How do I know if my dog is overweight?
Letting your dog become overweight can cause considerable health problems and a shorter life span, with conditions such as a heart disease, arthritis, circulatory problems, pancreatic disorders and liver disease being more prevalent in overweight animals. If you cannot feel your dog’s ribs when you run your hand along its side, your dog is overweight. Another good way of judging is whether your dog has a waist; if there isn't a waist, your dog is overweight.
What’s the next step?
A veterinary visit is crucial once you have decided your dog is overweight as they can tell you if there are any other underlying causes of the weight gain. Your vet can also make you a tailored plan to suit both you and your dog with realistic weight loss goals. Is it important that you don't try to lose too much weight too quickly as this would increase the likelihood of the weight going straight back on after the programme. A reasonable target would be to lose between 1 and 2% of the dog’s body weight a week as long as you are strict - this is for your dog's health after all.

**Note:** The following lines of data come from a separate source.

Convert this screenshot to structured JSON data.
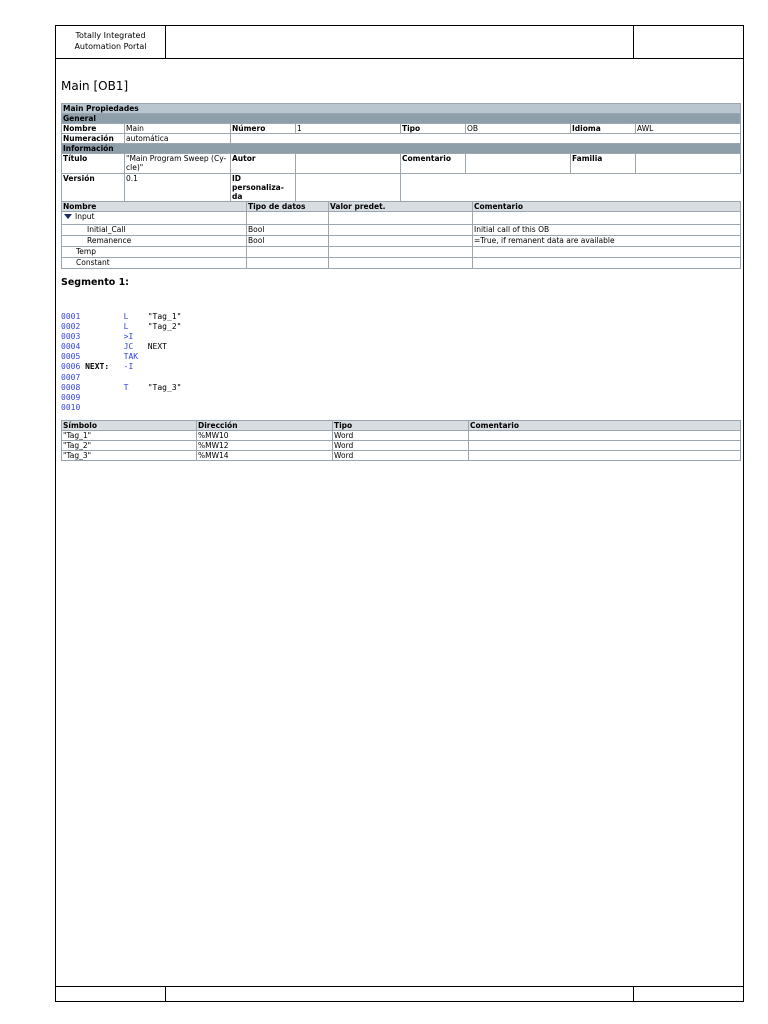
{
  "header": {
    "product": "Totally Integrated Automation Portal"
  },
  "title": "Main [OB1]",
  "properties": {
    "section": "Main Propiedades",
    "general": "General",
    "nombre_label": "Nombre",
    "nombre": "Main",
    "numero_label": "Número",
    "numero": "1",
    "tipo_label": "Tipo",
    "tipo": "OB",
    "idioma_label": "Idioma",
    "idioma": "AWL",
    "numeracion_label": "Numeración",
    "numeracion": "automática",
    "informacion": "Información",
    "titulo_label": "Título",
    "titulo": "\"Main Program Sweep (Cy-cle)\"",
    "autor_label": "Autor",
    "autor": "",
    "comentario_label": "Comentario",
    "comentario": "",
    "familia_label": "Familia",
    "familia": "",
    "version_label": "Versión",
    "version": "0.1",
    "id_label": "ID personaliza-da",
    "id": ""
  },
  "interface": {
    "headers": [
      "Nombre",
      "Tipo de datos",
      "Valor predet.",
      "Comentario"
    ],
    "rows": [
      {
        "name": "Input",
        "type": "",
        "default": "",
        "comment": ""
      },
      {
        "name": "Initial_Call",
        "type": "Bool",
        "default": "",
        "comment": "Initial call of this OB"
      },
      {
        "name": "Remanence",
        "type": "Bool",
        "default": "",
        "comment": "=True, if remanent data are available"
      },
      {
        "name": "Temp",
        "type": "",
        "default": "",
        "comment": ""
      },
      {
        "name": "Constant",
        "type": "",
        "default": "",
        "comment": ""
      }
    ]
  },
  "segment": "Segmento 1:",
  "code": [
    {
      "n": "0001",
      "label": "",
      "op": "L",
      "arg": "\"Tag_1\""
    },
    {
      "n": "0002",
      "label": "",
      "op": "L",
      "arg": "\"Tag_2\""
    },
    {
      "n": "0003",
      "label": "",
      "op": ">I",
      "arg": ""
    },
    {
      "n": "0004",
      "label": "",
      "op": "JC",
      "arg": "NEXT"
    },
    {
      "n": "0005",
      "label": "",
      "op": "TAK",
      "arg": ""
    },
    {
      "n": "0006",
      "label": "NEXT:",
      "op": "-I",
      "arg": ""
    },
    {
      "n": "0007",
      "label": "",
      "op": "",
      "arg": ""
    },
    {
      "n": "0008",
      "label": "",
      "op": "T",
      "arg": "\"Tag_3\""
    },
    {
      "n": "0009",
      "label": "",
      "op": "",
      "arg": ""
    },
    {
      "n": "0010",
      "label": "",
      "op": "",
      "arg": ""
    }
  ],
  "symbols": {
    "headers": [
      "Símbolo",
      "Dirección",
      "Tipo",
      "Comentario"
    ],
    "rows": [
      [
        "\"Tag_1\"",
        "%MW10",
        "Word",
        ""
      ],
      [
        "\"Tag_2\"",
        "%MW12",
        "Word",
        ""
      ],
      [
        "\"Tag_3\"",
        "%MW14",
        "Word",
        ""
      ]
    ]
  }
}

You must be careful when bringing more exercise into your dog's weight reduction plan as it can cause too much strain on their muscles, joints, heart and respiratory system if you start too heavily. Begin by leash walking for between 20-60 minutes five times a week but be aware of heavy panting as this is a sign of fatigue and you must stop to rest.
Swimming doesn't cause as much strain on the joints and is also fantastic exercise for overweight and obese dogs. When you and your dog are comfortable with this amount of exercise you can increase it slowly but, again, be careful to monitor your dog's condition.
How do I help my dog keep the weight off?
Generally, a dog who doesn't achieve its weight loss target is not at fault; rather, it is the owner who can't resist a dog's begging. You must be strict with your weight loss programme. Table scraps must be eliminated and treats should be minimised to no more than 10% of your dog's daily intake. There are several other ways to reward your companion such as new toys, grooming or regular exercise as they increase your dog’s mental stimulation and ultimately stop them thinking about food so much!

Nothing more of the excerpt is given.